The latter was more like one-half or maybe 60 percent of the really big mobilizations in later years. The rest was a huge coalition anchored in the CP-USA.
Then there was the cosmically cool mass civil disobedience of Mayday, 1971, which neither the SWP nor the CP instigated. Nor do I think either was involved in levitating the Pentagon, another very early action. It is amusing to imagine what D. Henwood thought of those events, at the time.
mbs
-----Original Message----- From: owner-lbo-talk at lists.panix.com [mailto:owner-lbo-talk at lists.panix.com]On Behalf Of Nathan Newman Sent: Monday, November 25, 2002 10:58 AM To: lbo-talk at lists.panix.com Subject: Re: AC nails Cooper perfectly
----- Original Message ----- From: "Alex LoCascio" <alexlocascio at mail.com>
>I suspect it deeply pains you to ever have to confess that Marxists, and
that dreaded sub-group, the >"authoritarian" (gasp!) Leninists have ever
contributed anything productive to any movement, anywhere.

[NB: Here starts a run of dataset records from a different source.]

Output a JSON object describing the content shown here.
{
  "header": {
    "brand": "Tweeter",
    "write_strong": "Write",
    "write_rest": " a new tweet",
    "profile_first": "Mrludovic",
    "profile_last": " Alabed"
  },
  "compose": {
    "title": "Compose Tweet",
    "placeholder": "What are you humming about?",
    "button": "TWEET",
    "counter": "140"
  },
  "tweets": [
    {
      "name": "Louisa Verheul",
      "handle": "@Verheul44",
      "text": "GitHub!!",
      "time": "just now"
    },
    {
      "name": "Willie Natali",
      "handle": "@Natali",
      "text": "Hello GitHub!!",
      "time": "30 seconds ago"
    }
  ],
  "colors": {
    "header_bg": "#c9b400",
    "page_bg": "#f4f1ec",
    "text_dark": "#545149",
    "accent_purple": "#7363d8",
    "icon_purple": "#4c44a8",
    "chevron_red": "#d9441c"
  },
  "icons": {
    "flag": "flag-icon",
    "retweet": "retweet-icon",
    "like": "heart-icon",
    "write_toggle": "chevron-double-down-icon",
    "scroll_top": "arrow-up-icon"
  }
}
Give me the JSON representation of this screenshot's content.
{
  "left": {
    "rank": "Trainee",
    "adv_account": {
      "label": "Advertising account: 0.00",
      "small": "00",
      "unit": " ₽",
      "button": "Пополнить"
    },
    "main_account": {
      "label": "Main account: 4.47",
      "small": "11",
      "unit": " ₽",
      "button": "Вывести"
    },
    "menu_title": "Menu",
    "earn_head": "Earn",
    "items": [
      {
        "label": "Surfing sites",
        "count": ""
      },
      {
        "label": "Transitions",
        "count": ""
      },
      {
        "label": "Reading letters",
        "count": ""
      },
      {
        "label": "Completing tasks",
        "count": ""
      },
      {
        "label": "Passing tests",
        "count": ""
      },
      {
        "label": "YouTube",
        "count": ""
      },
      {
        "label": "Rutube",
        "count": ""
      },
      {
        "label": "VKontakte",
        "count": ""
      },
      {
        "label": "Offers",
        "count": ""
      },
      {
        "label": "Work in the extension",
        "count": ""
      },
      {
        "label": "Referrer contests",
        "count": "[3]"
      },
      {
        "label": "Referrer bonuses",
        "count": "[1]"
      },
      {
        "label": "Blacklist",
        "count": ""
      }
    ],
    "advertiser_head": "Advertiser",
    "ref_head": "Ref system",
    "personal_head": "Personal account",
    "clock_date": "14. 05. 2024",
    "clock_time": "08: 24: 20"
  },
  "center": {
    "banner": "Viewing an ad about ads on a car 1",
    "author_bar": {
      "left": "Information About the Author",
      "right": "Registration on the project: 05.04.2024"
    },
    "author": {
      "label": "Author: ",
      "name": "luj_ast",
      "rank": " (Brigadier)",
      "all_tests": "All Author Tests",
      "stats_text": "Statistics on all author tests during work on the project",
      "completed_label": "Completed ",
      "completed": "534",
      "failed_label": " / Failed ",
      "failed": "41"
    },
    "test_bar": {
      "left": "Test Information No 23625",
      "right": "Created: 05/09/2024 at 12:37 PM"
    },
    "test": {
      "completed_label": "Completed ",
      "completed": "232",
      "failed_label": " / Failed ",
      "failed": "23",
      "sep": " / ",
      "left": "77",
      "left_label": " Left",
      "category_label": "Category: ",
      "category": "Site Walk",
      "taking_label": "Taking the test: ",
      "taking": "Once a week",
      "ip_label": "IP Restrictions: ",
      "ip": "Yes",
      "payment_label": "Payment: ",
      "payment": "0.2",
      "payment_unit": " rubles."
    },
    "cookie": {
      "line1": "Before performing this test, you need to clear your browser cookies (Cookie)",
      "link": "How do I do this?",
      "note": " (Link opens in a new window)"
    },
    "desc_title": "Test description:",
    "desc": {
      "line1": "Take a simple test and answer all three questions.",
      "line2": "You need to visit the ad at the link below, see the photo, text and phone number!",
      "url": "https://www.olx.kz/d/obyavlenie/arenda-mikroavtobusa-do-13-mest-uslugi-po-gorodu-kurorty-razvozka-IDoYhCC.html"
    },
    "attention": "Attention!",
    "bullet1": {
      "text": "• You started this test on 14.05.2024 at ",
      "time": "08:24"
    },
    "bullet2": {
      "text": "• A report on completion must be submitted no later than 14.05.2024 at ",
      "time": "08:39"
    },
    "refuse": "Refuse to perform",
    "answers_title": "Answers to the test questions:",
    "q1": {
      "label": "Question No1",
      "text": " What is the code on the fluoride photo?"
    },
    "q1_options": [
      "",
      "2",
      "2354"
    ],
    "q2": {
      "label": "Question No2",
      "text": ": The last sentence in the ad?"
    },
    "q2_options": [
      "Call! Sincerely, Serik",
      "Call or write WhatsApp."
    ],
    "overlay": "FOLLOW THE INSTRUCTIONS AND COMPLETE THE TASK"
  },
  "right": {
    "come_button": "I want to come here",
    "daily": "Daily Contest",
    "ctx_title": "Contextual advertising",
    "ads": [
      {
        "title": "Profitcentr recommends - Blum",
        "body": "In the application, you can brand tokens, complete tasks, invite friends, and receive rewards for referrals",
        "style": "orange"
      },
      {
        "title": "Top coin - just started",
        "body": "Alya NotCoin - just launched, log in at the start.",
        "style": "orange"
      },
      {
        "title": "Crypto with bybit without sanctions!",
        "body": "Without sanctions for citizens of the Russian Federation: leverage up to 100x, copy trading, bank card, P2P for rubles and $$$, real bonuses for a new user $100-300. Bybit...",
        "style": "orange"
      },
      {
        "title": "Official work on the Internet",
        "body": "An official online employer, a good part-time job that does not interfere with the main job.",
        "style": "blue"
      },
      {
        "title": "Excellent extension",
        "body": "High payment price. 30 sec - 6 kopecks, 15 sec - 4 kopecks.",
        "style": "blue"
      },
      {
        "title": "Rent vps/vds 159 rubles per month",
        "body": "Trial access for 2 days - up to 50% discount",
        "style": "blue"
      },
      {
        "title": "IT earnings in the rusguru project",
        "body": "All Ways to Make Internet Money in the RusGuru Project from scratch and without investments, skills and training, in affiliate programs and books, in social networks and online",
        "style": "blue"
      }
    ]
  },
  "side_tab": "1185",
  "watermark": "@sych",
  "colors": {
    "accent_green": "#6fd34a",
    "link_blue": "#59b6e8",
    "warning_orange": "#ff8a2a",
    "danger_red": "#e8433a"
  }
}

I have no problem giving the SWP full credit for a movement that, despite majority opposition to the war by mid-1968, was unable to stop the war for another five years, and in fact saw the war expand to Cambodia and Laos, including mass near-genocide bombings in Cambodia in 1973.
If that is the model of success promised by sectarian-led movements, then my opposition to the WWP is just further validated.